James Simon, Rutgers University

“Eventually, we found one that didn’t look, smell or grow like a basil,” Simon said. “But it was a basil. And it was resistant.”

“Resistant” is a key word here, Simon said. A plant that’s immune would be wonderful, but he and his partners had been down that road and found it costly and unproductive. In the initial stage, commercial growers needed resistance. A resistant plant, if it turned out to be commercially viable, might occasionally get some downy mildew while still producing a marketable crop. Simon and his partners decided to take resistance and run with it.
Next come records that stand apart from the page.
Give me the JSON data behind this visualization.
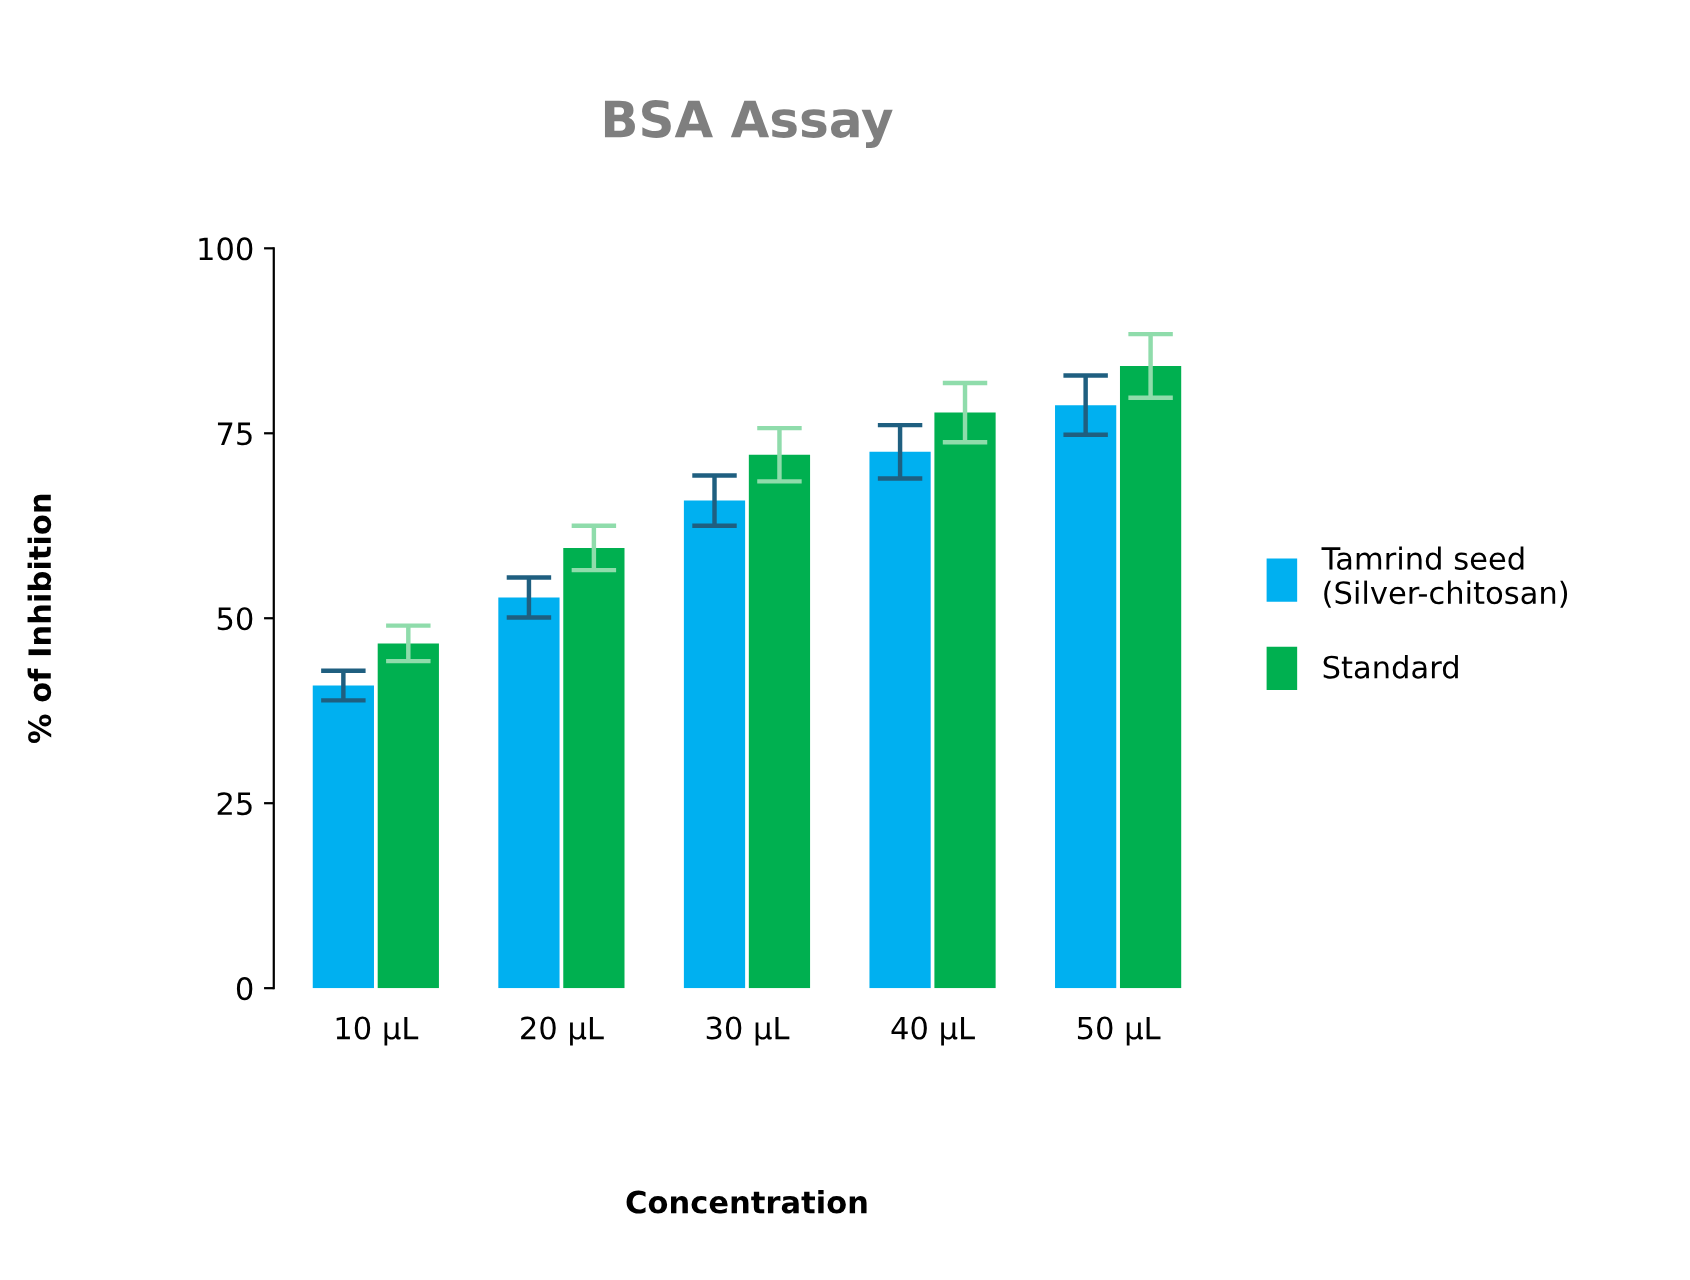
{
  "chart_data": {
    "type": "bar",
    "title": "BSA Assay",
    "xlabel": "Concentration",
    "ylabel": "% of Inhibition",
    "categories": [
      "10 µL",
      "20 µL",
      "30 µL",
      "40 µL",
      "50 µL"
    ],
    "series": [
      {
        "name": "Tamrind seed\n(Silver-chitosan)",
        "color": "#00b0f0",
        "values": [
          40.9,
          52.8,
          65.9,
          72.5,
          78.8
        ],
        "errors": [
          2.0,
          2.7,
          3.4,
          3.6,
          4.0
        ]
      },
      {
        "name": "Standard",
        "color": "#00b050",
        "values": [
          46.6,
          59.5,
          72.1,
          77.8,
          84.1
        ],
        "errors": [
          2.4,
          3.0,
          3.6,
          4.0,
          4.3
        ]
      }
    ],
    "ylim": [
      0,
      100
    ],
    "yticks": [
      0,
      25,
      50,
      75,
      100
    ],
    "grid": false,
    "legend": "right"
  }
}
It turned out to be a marathon, not a sprint. “We made thousands of crosses,” he said. “We developed varieties that had resistance but originally didn’t have the aroma and/or flavor or that particular look we were after. Or, we got some that had flavor but lacked resistance to the disease.”

Finally, their patience resulted in the new varieties now available – Rutgers Obsession DMR (downy mildew resistant), Devotion DMR, Passion DMR and Thunderstruck DMR. While all are high yielding and robust, each is a bit different in their appearance and created to fill  different market slots and needs.

Dennis DalPonte, a farmer in Richland, New Jersey, worked with Simon on some of the trials. He said the experimental crosses really stood out in a field. He has planted some Rutgers Devotion in his three acres of basil and looks forward to a good harvest. “I’ve been through some of the trials, and the Devotion was like a soldier standing up, waiting for the enemy, when the others were dying (from downy mildew),” DalPonte said. “It looks like Devotion fills our needs. It’s the real deal.”